Softbank Group’s chairman and chief executive officer Masayoshi Son vowed to bolster startup investment through its USD 100 billion vision fund setup last year.
Speaking at the SoftBank Group's 38th annual general meeting of shareholders, Son, one of the most influential investors in the technology industry, defined the company as a unicorn hunter. Son said he would now switch his attention towards investment in high-growth companies, having spent 97% of his time on the company’s operations in the telecom sector before.

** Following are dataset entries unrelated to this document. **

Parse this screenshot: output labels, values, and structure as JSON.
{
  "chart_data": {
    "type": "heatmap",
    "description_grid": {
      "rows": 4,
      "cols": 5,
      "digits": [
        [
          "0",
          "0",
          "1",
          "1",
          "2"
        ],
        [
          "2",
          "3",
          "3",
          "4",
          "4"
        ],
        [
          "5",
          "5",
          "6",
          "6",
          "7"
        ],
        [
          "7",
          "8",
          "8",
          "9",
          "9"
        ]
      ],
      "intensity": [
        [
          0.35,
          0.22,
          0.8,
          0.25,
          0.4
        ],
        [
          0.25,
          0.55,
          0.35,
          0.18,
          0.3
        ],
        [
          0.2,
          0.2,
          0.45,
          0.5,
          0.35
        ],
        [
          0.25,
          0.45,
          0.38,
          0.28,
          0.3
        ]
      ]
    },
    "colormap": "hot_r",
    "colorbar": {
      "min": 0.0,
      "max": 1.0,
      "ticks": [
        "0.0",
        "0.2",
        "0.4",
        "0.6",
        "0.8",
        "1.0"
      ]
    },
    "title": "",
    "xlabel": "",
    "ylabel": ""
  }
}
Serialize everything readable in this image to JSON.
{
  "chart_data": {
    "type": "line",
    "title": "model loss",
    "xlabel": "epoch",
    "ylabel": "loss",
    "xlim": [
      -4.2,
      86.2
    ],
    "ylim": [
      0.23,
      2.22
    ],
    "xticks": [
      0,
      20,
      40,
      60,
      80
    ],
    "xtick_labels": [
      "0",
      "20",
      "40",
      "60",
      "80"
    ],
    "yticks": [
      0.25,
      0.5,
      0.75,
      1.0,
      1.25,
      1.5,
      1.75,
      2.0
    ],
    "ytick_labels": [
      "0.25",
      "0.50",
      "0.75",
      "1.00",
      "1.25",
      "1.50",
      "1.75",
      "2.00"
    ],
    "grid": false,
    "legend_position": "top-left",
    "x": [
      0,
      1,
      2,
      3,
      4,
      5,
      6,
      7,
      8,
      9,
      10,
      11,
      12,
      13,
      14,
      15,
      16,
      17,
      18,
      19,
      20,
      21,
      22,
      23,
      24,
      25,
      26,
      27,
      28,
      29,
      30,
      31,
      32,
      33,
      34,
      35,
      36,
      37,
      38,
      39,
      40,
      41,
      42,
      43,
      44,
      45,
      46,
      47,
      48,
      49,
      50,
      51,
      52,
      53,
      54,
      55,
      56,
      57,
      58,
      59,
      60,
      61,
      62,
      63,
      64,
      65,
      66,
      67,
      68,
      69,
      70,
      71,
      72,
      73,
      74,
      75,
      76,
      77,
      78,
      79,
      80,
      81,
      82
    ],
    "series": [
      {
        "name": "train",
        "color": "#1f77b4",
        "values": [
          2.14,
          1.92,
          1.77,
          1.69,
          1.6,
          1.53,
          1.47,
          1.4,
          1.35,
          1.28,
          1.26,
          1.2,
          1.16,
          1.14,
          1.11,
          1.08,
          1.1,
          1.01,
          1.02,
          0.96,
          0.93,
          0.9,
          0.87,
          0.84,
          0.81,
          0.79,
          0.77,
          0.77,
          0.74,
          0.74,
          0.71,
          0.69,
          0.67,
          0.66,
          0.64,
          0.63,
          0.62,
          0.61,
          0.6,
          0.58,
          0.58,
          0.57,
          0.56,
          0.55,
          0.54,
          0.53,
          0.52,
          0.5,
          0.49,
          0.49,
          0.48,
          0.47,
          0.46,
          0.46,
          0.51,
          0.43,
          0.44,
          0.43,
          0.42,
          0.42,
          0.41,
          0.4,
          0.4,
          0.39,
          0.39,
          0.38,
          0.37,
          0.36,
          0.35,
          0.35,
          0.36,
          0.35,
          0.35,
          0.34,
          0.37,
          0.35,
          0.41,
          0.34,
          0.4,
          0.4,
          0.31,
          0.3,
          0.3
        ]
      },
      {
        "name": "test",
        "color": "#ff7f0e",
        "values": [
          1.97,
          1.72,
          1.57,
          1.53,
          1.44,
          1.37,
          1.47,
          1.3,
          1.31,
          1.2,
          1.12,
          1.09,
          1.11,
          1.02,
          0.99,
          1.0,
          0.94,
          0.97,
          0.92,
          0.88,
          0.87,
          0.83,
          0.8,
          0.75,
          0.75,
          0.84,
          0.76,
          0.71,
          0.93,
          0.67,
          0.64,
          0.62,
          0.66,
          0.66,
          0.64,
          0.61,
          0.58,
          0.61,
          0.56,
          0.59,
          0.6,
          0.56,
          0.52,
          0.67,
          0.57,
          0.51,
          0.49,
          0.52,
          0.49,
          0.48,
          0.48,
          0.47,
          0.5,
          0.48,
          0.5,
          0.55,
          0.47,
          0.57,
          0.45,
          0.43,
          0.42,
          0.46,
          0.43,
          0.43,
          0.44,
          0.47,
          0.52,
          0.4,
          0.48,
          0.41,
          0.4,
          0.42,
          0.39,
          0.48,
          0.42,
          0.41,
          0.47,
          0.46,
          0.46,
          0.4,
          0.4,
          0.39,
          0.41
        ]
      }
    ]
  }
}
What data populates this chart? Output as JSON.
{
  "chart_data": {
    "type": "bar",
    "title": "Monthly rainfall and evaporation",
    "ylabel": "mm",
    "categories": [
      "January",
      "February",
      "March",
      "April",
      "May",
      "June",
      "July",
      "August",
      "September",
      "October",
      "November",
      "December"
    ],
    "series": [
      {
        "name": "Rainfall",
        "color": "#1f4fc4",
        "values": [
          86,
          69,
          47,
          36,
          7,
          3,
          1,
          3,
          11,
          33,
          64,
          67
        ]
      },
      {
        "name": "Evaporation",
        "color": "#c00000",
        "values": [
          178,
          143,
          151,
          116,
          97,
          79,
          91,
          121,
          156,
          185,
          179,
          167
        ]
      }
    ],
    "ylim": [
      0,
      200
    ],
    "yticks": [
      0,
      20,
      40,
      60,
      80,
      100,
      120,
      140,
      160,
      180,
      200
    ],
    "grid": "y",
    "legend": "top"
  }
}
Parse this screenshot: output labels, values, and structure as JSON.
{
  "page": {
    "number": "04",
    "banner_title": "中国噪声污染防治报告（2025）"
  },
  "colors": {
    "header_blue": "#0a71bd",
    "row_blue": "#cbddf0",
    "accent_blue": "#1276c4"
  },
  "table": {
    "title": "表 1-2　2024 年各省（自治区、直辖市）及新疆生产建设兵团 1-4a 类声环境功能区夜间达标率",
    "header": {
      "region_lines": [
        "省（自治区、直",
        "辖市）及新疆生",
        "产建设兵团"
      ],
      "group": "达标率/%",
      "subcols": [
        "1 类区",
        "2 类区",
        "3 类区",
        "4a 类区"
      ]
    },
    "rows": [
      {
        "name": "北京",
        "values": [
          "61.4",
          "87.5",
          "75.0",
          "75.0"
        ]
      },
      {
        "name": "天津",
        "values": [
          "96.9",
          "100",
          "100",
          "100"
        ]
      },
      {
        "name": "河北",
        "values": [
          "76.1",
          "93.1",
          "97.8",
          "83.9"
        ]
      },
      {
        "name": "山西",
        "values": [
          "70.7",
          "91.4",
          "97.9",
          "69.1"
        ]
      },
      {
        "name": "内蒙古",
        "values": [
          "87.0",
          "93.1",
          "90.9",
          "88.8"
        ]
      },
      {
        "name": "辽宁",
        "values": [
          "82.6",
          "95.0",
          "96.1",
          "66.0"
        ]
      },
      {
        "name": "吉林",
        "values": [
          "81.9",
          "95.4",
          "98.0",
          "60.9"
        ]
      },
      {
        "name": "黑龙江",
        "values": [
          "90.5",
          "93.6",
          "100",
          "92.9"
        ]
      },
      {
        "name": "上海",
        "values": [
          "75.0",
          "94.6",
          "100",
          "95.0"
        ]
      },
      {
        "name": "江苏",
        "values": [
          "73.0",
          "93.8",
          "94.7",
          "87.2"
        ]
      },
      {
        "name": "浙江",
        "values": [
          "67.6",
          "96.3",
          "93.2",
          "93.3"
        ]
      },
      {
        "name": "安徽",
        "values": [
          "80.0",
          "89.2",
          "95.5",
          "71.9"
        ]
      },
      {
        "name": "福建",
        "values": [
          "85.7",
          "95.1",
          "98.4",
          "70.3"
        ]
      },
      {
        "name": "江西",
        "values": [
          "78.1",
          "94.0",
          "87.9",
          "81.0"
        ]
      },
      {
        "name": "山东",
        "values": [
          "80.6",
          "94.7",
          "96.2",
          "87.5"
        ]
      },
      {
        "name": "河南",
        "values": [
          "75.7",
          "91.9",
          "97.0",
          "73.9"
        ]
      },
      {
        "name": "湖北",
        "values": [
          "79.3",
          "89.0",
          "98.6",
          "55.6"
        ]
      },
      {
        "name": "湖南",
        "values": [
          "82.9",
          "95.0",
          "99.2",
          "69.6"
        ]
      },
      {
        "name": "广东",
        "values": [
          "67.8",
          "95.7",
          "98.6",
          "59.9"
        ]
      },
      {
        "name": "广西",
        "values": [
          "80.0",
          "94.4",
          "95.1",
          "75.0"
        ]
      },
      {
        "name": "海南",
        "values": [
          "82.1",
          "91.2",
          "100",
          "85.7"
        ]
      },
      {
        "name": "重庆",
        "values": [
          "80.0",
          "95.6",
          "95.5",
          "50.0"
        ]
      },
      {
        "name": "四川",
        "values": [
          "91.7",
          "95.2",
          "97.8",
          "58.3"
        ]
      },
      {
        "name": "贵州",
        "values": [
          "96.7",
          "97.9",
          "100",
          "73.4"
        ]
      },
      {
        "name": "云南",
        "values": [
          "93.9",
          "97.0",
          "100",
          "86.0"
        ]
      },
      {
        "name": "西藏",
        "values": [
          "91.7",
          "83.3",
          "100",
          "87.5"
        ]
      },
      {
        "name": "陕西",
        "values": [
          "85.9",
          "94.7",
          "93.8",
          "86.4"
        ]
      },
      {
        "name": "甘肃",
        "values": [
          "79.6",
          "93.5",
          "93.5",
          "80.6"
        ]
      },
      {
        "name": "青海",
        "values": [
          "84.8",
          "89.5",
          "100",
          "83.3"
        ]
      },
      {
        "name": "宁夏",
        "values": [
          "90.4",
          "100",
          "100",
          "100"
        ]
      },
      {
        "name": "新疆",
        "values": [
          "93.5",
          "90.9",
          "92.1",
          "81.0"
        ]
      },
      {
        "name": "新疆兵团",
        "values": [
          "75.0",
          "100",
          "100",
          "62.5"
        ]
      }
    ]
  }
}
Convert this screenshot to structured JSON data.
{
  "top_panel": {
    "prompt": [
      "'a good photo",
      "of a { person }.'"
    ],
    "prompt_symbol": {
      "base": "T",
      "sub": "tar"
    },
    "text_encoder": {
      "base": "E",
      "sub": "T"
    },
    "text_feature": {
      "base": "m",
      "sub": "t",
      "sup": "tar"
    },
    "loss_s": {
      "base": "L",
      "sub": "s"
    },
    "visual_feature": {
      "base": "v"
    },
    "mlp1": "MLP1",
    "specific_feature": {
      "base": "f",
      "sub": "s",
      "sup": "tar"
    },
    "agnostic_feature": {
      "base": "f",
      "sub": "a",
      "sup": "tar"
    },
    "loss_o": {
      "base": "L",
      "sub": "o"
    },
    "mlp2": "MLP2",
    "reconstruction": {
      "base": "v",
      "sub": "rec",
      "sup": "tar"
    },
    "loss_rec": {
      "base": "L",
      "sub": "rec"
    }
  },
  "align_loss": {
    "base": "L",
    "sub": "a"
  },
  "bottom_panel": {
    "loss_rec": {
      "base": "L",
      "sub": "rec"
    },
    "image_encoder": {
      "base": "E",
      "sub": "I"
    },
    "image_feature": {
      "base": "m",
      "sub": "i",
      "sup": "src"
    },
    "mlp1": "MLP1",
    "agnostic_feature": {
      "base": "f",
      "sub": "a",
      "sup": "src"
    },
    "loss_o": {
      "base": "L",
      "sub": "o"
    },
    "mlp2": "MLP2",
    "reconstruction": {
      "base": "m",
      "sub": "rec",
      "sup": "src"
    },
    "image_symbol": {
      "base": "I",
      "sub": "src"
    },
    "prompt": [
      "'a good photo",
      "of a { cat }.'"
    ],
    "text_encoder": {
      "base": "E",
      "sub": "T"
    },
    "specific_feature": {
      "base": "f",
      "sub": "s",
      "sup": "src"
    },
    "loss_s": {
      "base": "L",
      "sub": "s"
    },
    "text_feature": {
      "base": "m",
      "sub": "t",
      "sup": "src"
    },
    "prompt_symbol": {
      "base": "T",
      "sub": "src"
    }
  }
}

A ‘unicorn’ company is generally defined as a start-up which has achieved a valuation of over USD 1 billion.
When the Japanese group finds potential in a unicorn, they invest heavily. "For other venture capital firms, the average investment amount in a company is around USD 13 million. But Softbank invests USD 900 million in each company,” Son said.
Softbank has invested in more than 30 emerging startups across the globe, including in domains like office software (Slack), mapping (Mapbox), insurance (Zhongan), healthcare (Pingan Good Doctor), sports apparel (Fanatics), video games (Improbable) and even a platform for dog walker such as Wag.
It has also invested in some of the promising US, Indian and Chinese companies like Wework, Paytm, Flipkart, OYO, OLA, Full Track Alliance (Manbang) among others.
Wework, the US based co-working spaces startup that had revenue of USD 9 million last year, is expected to double the revenue this year. The company is already valued at USD 20 billion. For Son, this company is ready to become the next Alibaba in US.
Son also praised Indian startups and compared Paytm, which claim to have over 300 million registered users, to Alibaba and its payment service Alipay.
He was also happy to talk about OYO, the online hotel booking platform led by 23-year-old Ritesh Agarwal. India’s Oyo is supported by Softbank in the form of joint venture. Oyo recently entered the Chinese market, after its international foray in Malaysia and Nepal.
Meanwhile, Son claimed that its portfolio company in China, Full Truck Alliance (Manbang in China), will be the Uber or Didi of the truck business. Manbang control 90% of the market share in China. Yet the company faced some problems in the past week when drivers around China decided to strike and protest against Manbang, demanding a better pay.
Softbank is also betting big on the ride-sharing investments in Uber, Didi, Ola and Grab. The aggregated annual gross merchandise value has doubled in 2017 to reach USD 65 billion mark. The aggregated daily rides have increased from 19 million in 2016 to 35 million in 2017.
However, not all is well with the company. According to a Reuters report, SoftBank’s shares have fallen around seven percent this year. Also, there were few signs of shareholder skepticism at the meeting, with questions fielded to Son, asking whether he had thought of becoming prime minister.